I am applying regression and classificarion models to see which one is suitable for my data.

In [None]:
# Linear Regression
from sklearn.linear_model import LinearRegression

model_1 = LinearRegression()
model_1.fit(x_train, y_train)

print(model_1.intercept_)
print(model_1.coef_)
y_pred = model_1.predict(x_test)
model_1.score(x_test, y_test)

In [None]:
#Logistic Regression
from sklearn.linear_model import LogisticRegression

model_2 = LogisticRegression(solver='lbfgs', max_iter=600)
model_2.fit(x_train, y_train)

print(model_2.intercept_)
print(model_2.coef_)
y_pred = model_2.predict(x_test)
print(y_pred)
model_2.score(x_test, y_test)

In [None]:
#SVM model - For classification (Linear kernel)
from sklearn.preprocessing import PolynomialFeatures

from sklearn import svm
linclf = svm.SVC(kernel='linear', C=1e6)
linclf.fit(x_train, y_train)
print((linclf.coef_))  # show the coefficients that were fitted to the data by logistic regression
print((linclf.intercept_))


#Here , classification and Regression are having same r squared values.
linclf.score(x_test, y_test)


In [None]:
# Poly - kernel SVM
#Lets try to improve by poly kernel and see what happens
linclf2 = svm.SVC(kernel='poly', C=1e6)
linclf2.fit(x_train, y_train)
print((linclf2.intercept_))

linclf2.score(x_test, y_test)

## Conclusion:
    risk_factors_cervical_cancer has 34 features with 858 samples.

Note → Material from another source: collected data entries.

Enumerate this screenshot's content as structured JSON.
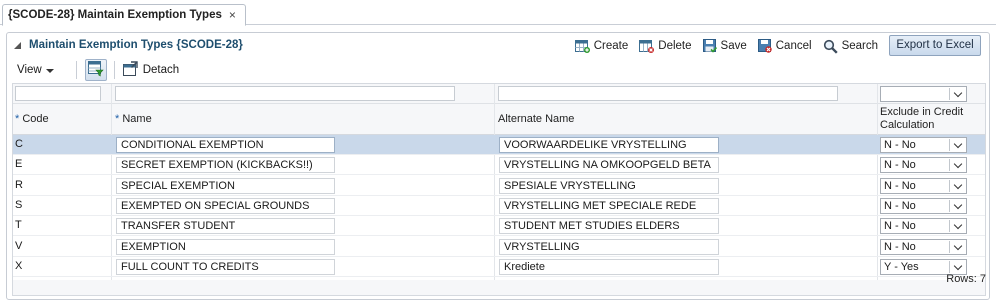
{
  "tab": {
    "title": "{SCODE-28} Maintain Exemption Types",
    "close_glyph": "×"
  },
  "panel": {
    "title": "Maintain Exemption Types {SCODE-28}"
  },
  "actions": {
    "create": "Create",
    "delete": "Delete",
    "save": "Save",
    "cancel": "Cancel",
    "search": "Search",
    "export": "Export to Excel"
  },
  "toolbar": {
    "view": "View",
    "detach": "Detach"
  },
  "columns": {
    "code": "Code",
    "name": "Name",
    "alternate": "Alternate Name",
    "exclude": "Exclude in Credit Calculation",
    "required_marker": "*"
  },
  "rows": [
    {
      "code": "C",
      "name": "CONDITIONAL EXEMPTION",
      "alt": "VOORWAARDELIKE VRYSTELLING",
      "exclude": "N - No",
      "selected": true
    },
    {
      "code": "E",
      "name": "SECRET EXEMPTION (KICKBACKS!!)",
      "alt": "VRYSTELLING NA OMKOOPGELD BETA",
      "exclude": "N - No"
    },
    {
      "code": "R",
      "name": "SPECIAL EXEMPTION",
      "alt": "SPESIALE VRYSTELLING",
      "exclude": "N - No"
    },
    {
      "code": "S",
      "name": "EXEMPTED ON SPECIAL GROUNDS",
      "alt": "VRYSTELLING MET SPECIALE REDE",
      "exclude": "N - No"
    },
    {
      "code": "T",
      "name": "TRANSFER STUDENT",
      "alt": "STUDENT MET STUDIES ELDERS",
      "exclude": "N - No"
    },
    {
      "code": "V",
      "name": "EXEMPTION",
      "alt": "VRYSTELLING",
      "exclude": "N - No"
    },
    {
      "code": "X",
      "name": "FULL COUNT TO CREDITS",
      "alt": "Krediete",
      "exclude": "Y - Yes"
    }
  ],
  "status": {
    "rows_label": "Rows: 7"
  },
  "colors": {
    "accent": "#1e4e6e",
    "selected_row": "#c9d8ea",
    "button": "#c9d9ec"
  }
}
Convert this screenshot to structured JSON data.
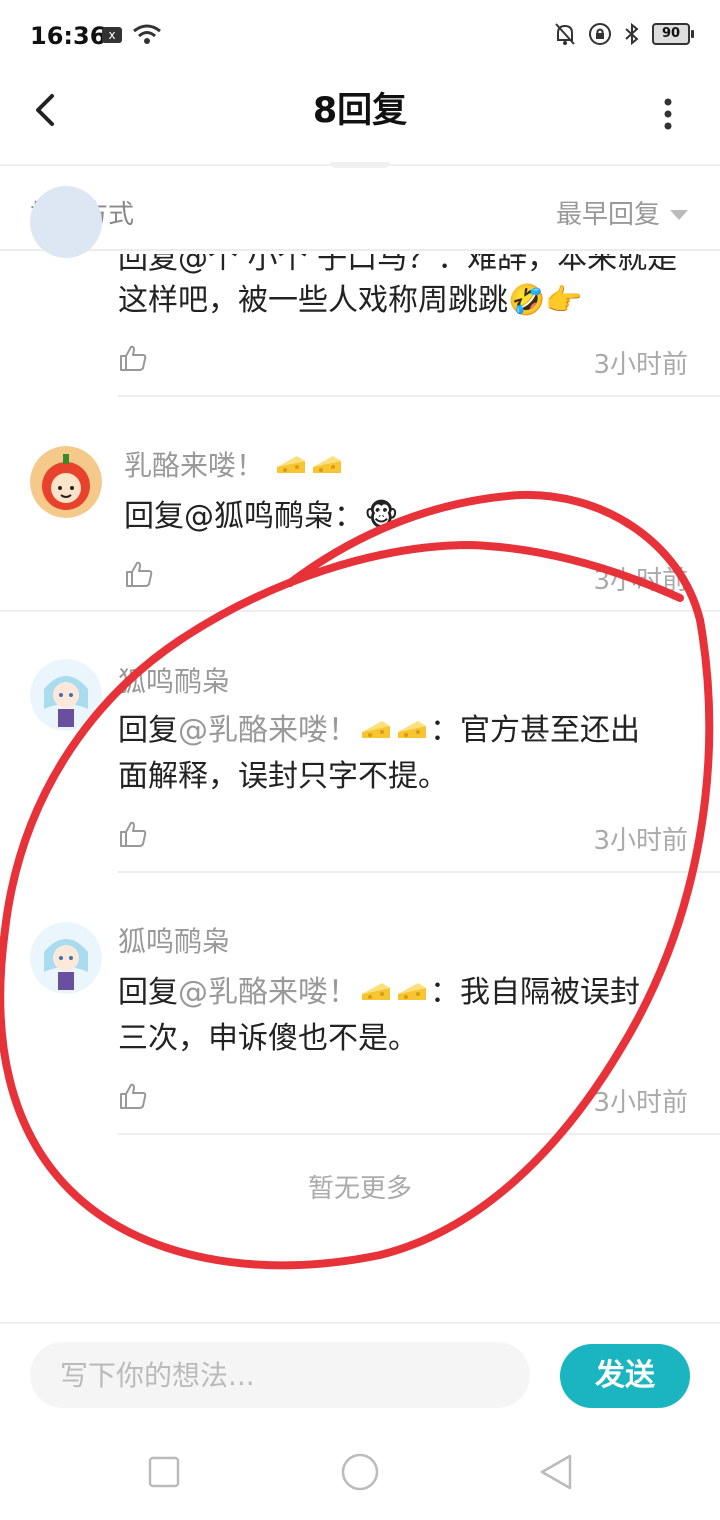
{
  "status_bar": {
    "time": "16:36",
    "msg_icon": "x",
    "battery": "90"
  },
  "header": {
    "title": "8回复"
  },
  "sort": {
    "label": "排序方式",
    "selected": "最早回复"
  },
  "comments": [
    {
      "text_line1": "回复@个 小个 子口马？：难辞，本来就是",
      "text_line2": "这样吧，被一些人戏称周跳跳🤣👉",
      "time": "3小时前"
    },
    {
      "username": "乳酪来喽！",
      "reply_prefix": "回复@狐鸣鸸枭：",
      "reply_emoji": "🐵",
      "time": "3小时前"
    },
    {
      "username": "狐鸣鸸枭",
      "reply_prefix": "回复",
      "reply_at": "@乳酪来喽！",
      "reply_line1_rest": "：官方甚至还出",
      "reply_line2": "面解释，误封只字不提。",
      "time": "3小时前"
    },
    {
      "username": "狐鸣鸸枭",
      "reply_prefix": "回复",
      "reply_at": "@乳酪来喽！",
      "reply_line1_rest": "：我自隔被误封",
      "reply_line2": "三次，申诉傻也不是。",
      "time": "3小时前"
    }
  ],
  "footer": {
    "no_more": "暂无更多"
  },
  "input": {
    "placeholder": "写下你的想法...",
    "value": "",
    "send_label": "发送"
  },
  "colors": {
    "accent": "#1ab5c0",
    "annotation": "#e8323a"
  }
}
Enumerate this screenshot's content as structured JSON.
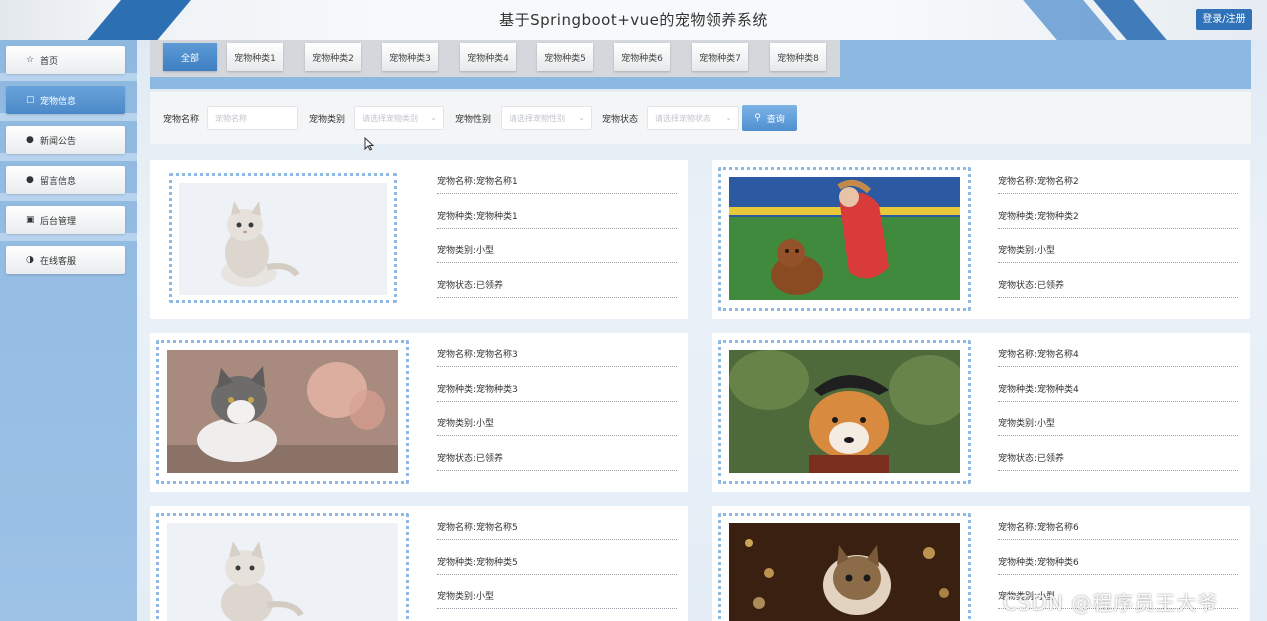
{
  "header": {
    "title": "基于Springboot+vue的宠物领养系统",
    "login_label": "登录/注册"
  },
  "sidebar": {
    "items": [
      {
        "label": "首页",
        "icon": "home-icon",
        "glyph": "☆",
        "active": false
      },
      {
        "label": "宠物信息",
        "icon": "bag-icon",
        "glyph": "▢",
        "active": true
      },
      {
        "label": "新闻公告",
        "icon": "info-icon",
        "glyph": "●",
        "active": false
      },
      {
        "label": "留言信息",
        "icon": "question-icon",
        "glyph": "●",
        "active": false
      },
      {
        "label": "后台管理",
        "icon": "briefcase-icon",
        "glyph": "▣",
        "active": false
      },
      {
        "label": "在线客服",
        "icon": "headset-icon",
        "glyph": "◑",
        "active": false
      }
    ]
  },
  "tabs": [
    {
      "label": "全部",
      "active": true
    },
    {
      "label": "宠物种类1",
      "active": false
    },
    {
      "label": "宠物种类2",
      "active": false
    },
    {
      "label": "宠物种类3",
      "active": false
    },
    {
      "label": "宠物种类4",
      "active": false
    },
    {
      "label": "宠物种类5",
      "active": false
    },
    {
      "label": "宠物种类6",
      "active": false
    },
    {
      "label": "宠物种类7",
      "active": false
    },
    {
      "label": "宠物种类8",
      "active": false
    }
  ],
  "search": {
    "name_label": "宠物名称",
    "name_placeholder": "宠物名称",
    "type_label": "宠物类别",
    "type_placeholder": "请选择宠物类别",
    "sex_label": "宠物性别",
    "sex_placeholder": "请选择宠物性别",
    "status_label": "宠物状态",
    "status_placeholder": "请选择宠物状态",
    "button_label": "查询"
  },
  "pets": [
    {
      "name": "宠物名称:宠物名称1",
      "kind": "宠物种类:宠物种类1",
      "category": "宠物类别:小型",
      "status": "宠物状态:已领养",
      "photo": "white-kitten"
    },
    {
      "name": "宠物名称:宠物名称2",
      "kind": "宠物种类:宠物种类2",
      "category": "宠物类别:小型",
      "status": "宠物状态:已领养",
      "photo": "poodle-with-woman"
    },
    {
      "name": "宠物名称:宠物名称3",
      "kind": "宠物种类:宠物种类3",
      "category": "宠物类别:小型",
      "status": "宠物状态:已领养",
      "photo": "grey-white-cat"
    },
    {
      "name": "宠物名称:宠物名称4",
      "kind": "宠物种类:宠物种类4",
      "category": "宠物类别:小型",
      "status": "宠物状态:已领养",
      "photo": "corgi-pirate"
    },
    {
      "name": "宠物名称:宠物名称5",
      "kind": "宠物种类:宠物种类5",
      "category": "宠物类别:小型",
      "status": "",
      "photo": "white-kitten"
    },
    {
      "name": "宠物名称:宠物名称6",
      "kind": "宠物种类:宠物种类6",
      "category": "宠物类别:小型",
      "status": "",
      "photo": "tabby-cat-lights"
    }
  ],
  "watermark": "CSDN @程序员王大爷",
  "colors": {
    "accent": "#2f72b8",
    "sidebar": "#9dc2e6",
    "frame": "#8fb9e2"
  }
}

Output feature is "Biopsy" and there are many dependant variables for out feature. 
    R-square values of each model are:
    Linear Regression = 20.27% 
    Logistic Regression = 94.18%
    Linear SVM = 94.18%
    Poly kernal SVM = 90.69%
    
    So, we can clearly say that the data is suitable for classification or Logistic regression.